Idaho sued over abortion trafficking ban that makes it a crime to help minors get abortions without parental consent

A lawsuit has been filed against the state of Idaho over its new law that restricts some out-of-state travel for abortions. Abortion is already banned in Idaho at all stages of pregnancy. But the new law makes it illegal for an adult to help a minor get an abortion without parental consent, and anyone who helps a pregnant minor get an abortion in another state can be punished by two to five years in prison. 

The law is the first to expressly criminalize assisting with an out-of-state abortion. It attempts to sidestep violating a constitutional right to travel between states by making illegal only the portion of the trip that takes place in Idaho.

The lawsuit claims that the law infringes on the right to interstate travel and on First Amendment rights to speak about abortion and provide support for pregnant minors traveling within and outside of Idaho. Abortion remains legal in the neighboring states of Washington, where no parental consent is required, and Oregon, where people over age 15 can get abortions without parental consent.

Pro-abortion advocates in Ohio push to codify abortion in the state’s constitution 

Ohio is poised to become the next major battleground in the pro-life fight to prevent the expansion of abortion. Pro-abortion rights groups submitted more than 700,000 signatures for a ballot initiative that would codify the right to an abortion in the state’s constitution. The initiative, known as Issue 1, would amend the Ohio Constitution to state that “every person has the fundamental right to choose or refuse contraception or sterilization” and “every person has the fundamental right to choose to have an abortion.” The initiative is expected to be on the ballot in November 2023. 

During the last election season, similar pro-abortion measures passed in six states that had similar ballot initiatives. Other ballot campaigns to expand or codify a right to abortion are being pushed in several other states including Arizona, Colorado, Florida, Maryland, Missouri, Nevada, New York, Ohio, and South Dakota.

U.S. government ordered to pay $2.2 million in fees to religious non-profit in abortion lawsuit

A federal judge in Texas has ordered the U.S. government to pay $2.2 million in legal fees to the non-profit Becket Law. The fees were awarded for the organization’s work in leading a lawsuit against the Health and Human Services Department. The lawsuit was related to issues of abortion and gender identity.

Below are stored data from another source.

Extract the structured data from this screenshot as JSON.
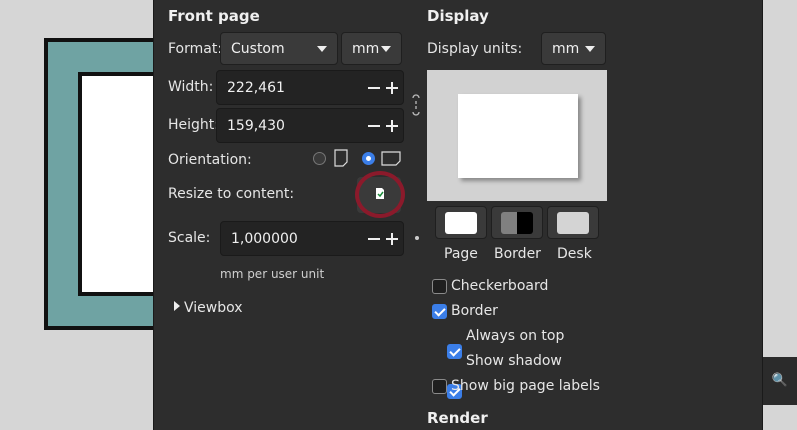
{
  "front_page": {
    "heading": "Front page",
    "format_label": "Format:",
    "format_value": "Custom",
    "format_units": "mm",
    "width_label": "Width:",
    "width_value": "222,461",
    "height_label": "Height:",
    "height_value": "159,430",
    "orientation_label": "Orientation:",
    "resize_label": "Resize to content:",
    "scale_label": "Scale:",
    "scale_value": "1,000000",
    "scale_unit_note": "mm per user unit",
    "viewbox_label": "Viewbox"
  },
  "display": {
    "heading": "Display",
    "units_label": "Display units:",
    "units_value": "mm",
    "swatches": [
      {
        "label": "Page"
      },
      {
        "label": "Border"
      },
      {
        "label": "Desk"
      }
    ],
    "options": [
      {
        "label": "Checkerboard",
        "checked": false
      },
      {
        "label": "Border",
        "checked": true
      },
      {
        "label": "Always on top",
        "checked": true
      },
      {
        "label": "Show shadow",
        "checked": true
      },
      {
        "label": "Show big page labels",
        "checked": false
      }
    ]
  },
  "render": {
    "heading": "Render"
  },
  "colors": {
    "panel_bg": "#2d2d2d",
    "accent": "#3b7ee8",
    "highlight_ring": "#8b1a2b",
    "canvas_page_fill": "#6fa3a3"
  }
}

Becket Law, formerly the Becket Fund for Religious Liberty, has been involved in various legal cases involving religious freedom and abortion including Whole Woman’s Health v. Texas Catholic Conference of Bishops, which was a lawsuit over a Texas law requiring abortion facilities to meet certain standards.

Reimbursement is sometimes ordered by the courts when laws that violate civil rights are successfully challenged. Becket Law played a leading role in representing the non-profit in this lawsuit.